Coronavirus e lingua: cosa cambia?

by | Sep 27, 2021 | Canada, Culture

Coronavirus e lingua: cosa cambia?

La lingua è una misura della cultura, ma anche, in molti modi, la lingua può essere una misura del tempo. Le parole che usiamo, se sono nuove o relativamente nuove, sono le parole di cui abbiamo bisogno per esprimere e spiegare il nostro mondo. Se poi anche queste parole diventano largamente usate, diventa compito del dizionario spiegare questo uso.

Mentre il mondo fa i conti con la “nuova normalità” che il coronavirus ha colpito le nostre città e comunità, la società affronta la sfida di capire come parlare dell’impatto che il virus sta avendo sulla nostra vita quotidiana. Il coronavirus ha portato a un’esplosione di nuove parole e frasi, sia in italiano che in altre lingue (molte nella lingua inglese, per la verità). Questo nuovo vocabolario ci aiuta a dare un senso ai cambiamenti che sono diventati improvvisamente parte della nostra vita quotidiana.

Termini consolidati come “autoisolamento”, “pandemia”, “quarantena”, “blocco” e “lavoratori chiave” sono aumentati in uso, mentre i neologismi coronavirus/COVID-19 vengono coniati più rapidamente che mai. Questi includono “covidiot” (qualcuno che ignora i consigli sulla salute pubblica), “covideo party” (feste online tramite Zoom o Skype) e “covexit” (la strategia per uscire dal blocco).

Altri termini riguardano i cambiamenti materiali nella nostra vita quotidiana, da “Blursday” (un giorno non specificato a causa dell’effetto disorientante sul tempo del lockdown), allo “zoombombing” (dirottamento di una videochiamata Zoom) e “quaranteam” (team online creati durante il blocco) stanno aiutando le persone ad affrontare le mutevoli circostanze lavorative. Questo per non parlare delle metafore che le persone usano per parlare della nostra risposta al Coronavirus, dalle metafore di guerra – per esempio, il briefing di Boris Johnson in cui affermava che: “Questo nemico può essere mortale, ma è anche battibile” – allo sport, tempeste, mostri, disastri naturali e altro ancora.
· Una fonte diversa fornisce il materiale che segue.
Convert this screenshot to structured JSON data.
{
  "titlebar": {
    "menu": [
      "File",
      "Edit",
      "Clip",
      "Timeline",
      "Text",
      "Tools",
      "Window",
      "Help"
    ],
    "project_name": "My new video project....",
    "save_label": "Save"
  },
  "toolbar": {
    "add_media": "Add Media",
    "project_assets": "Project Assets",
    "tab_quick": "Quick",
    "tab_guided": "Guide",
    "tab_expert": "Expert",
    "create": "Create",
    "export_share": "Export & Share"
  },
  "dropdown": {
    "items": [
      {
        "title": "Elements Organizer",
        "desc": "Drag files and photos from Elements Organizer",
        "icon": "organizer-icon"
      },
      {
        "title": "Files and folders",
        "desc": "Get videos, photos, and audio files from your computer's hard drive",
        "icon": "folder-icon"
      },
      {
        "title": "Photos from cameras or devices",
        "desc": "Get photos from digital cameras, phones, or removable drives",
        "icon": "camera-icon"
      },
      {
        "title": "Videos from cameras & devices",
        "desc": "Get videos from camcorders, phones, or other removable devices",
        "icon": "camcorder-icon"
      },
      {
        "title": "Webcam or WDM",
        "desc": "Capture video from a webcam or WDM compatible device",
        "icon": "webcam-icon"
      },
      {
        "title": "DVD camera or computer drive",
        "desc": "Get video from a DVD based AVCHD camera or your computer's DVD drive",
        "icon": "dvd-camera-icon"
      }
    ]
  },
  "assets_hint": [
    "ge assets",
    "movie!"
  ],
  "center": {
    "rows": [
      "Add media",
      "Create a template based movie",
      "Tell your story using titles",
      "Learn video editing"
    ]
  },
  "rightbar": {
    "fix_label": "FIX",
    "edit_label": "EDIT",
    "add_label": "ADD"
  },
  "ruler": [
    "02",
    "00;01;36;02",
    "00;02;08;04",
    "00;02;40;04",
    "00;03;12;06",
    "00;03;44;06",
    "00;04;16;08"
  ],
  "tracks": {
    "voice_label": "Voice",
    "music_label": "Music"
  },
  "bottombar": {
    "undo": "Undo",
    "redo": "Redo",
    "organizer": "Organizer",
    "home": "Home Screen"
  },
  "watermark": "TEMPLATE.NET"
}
Mentre la portata dell’innovazione lessicale in relazione al coronavirus è senza precedenti, dobbiamo solo guardare ad altri periodi della storia per vedere come tale creatività linguistica si manifesta in tempi di grave crisi sociale. La seconda guerra mondiale ci ha dato “radar” (RAdio Detection And Ranging). Più di recente, l’uscita del Regno Unito dall’UE (conosciuta colloquialmente come “Brexit”) ci ha fornito una varietà di termini tra cui “brexiteers”, “remoaners” e “regrexit” – mentre le conversazioni erano dominate da nuovi concetti come “backstop”, “bordi rigidi” e “bordi di scogliera”.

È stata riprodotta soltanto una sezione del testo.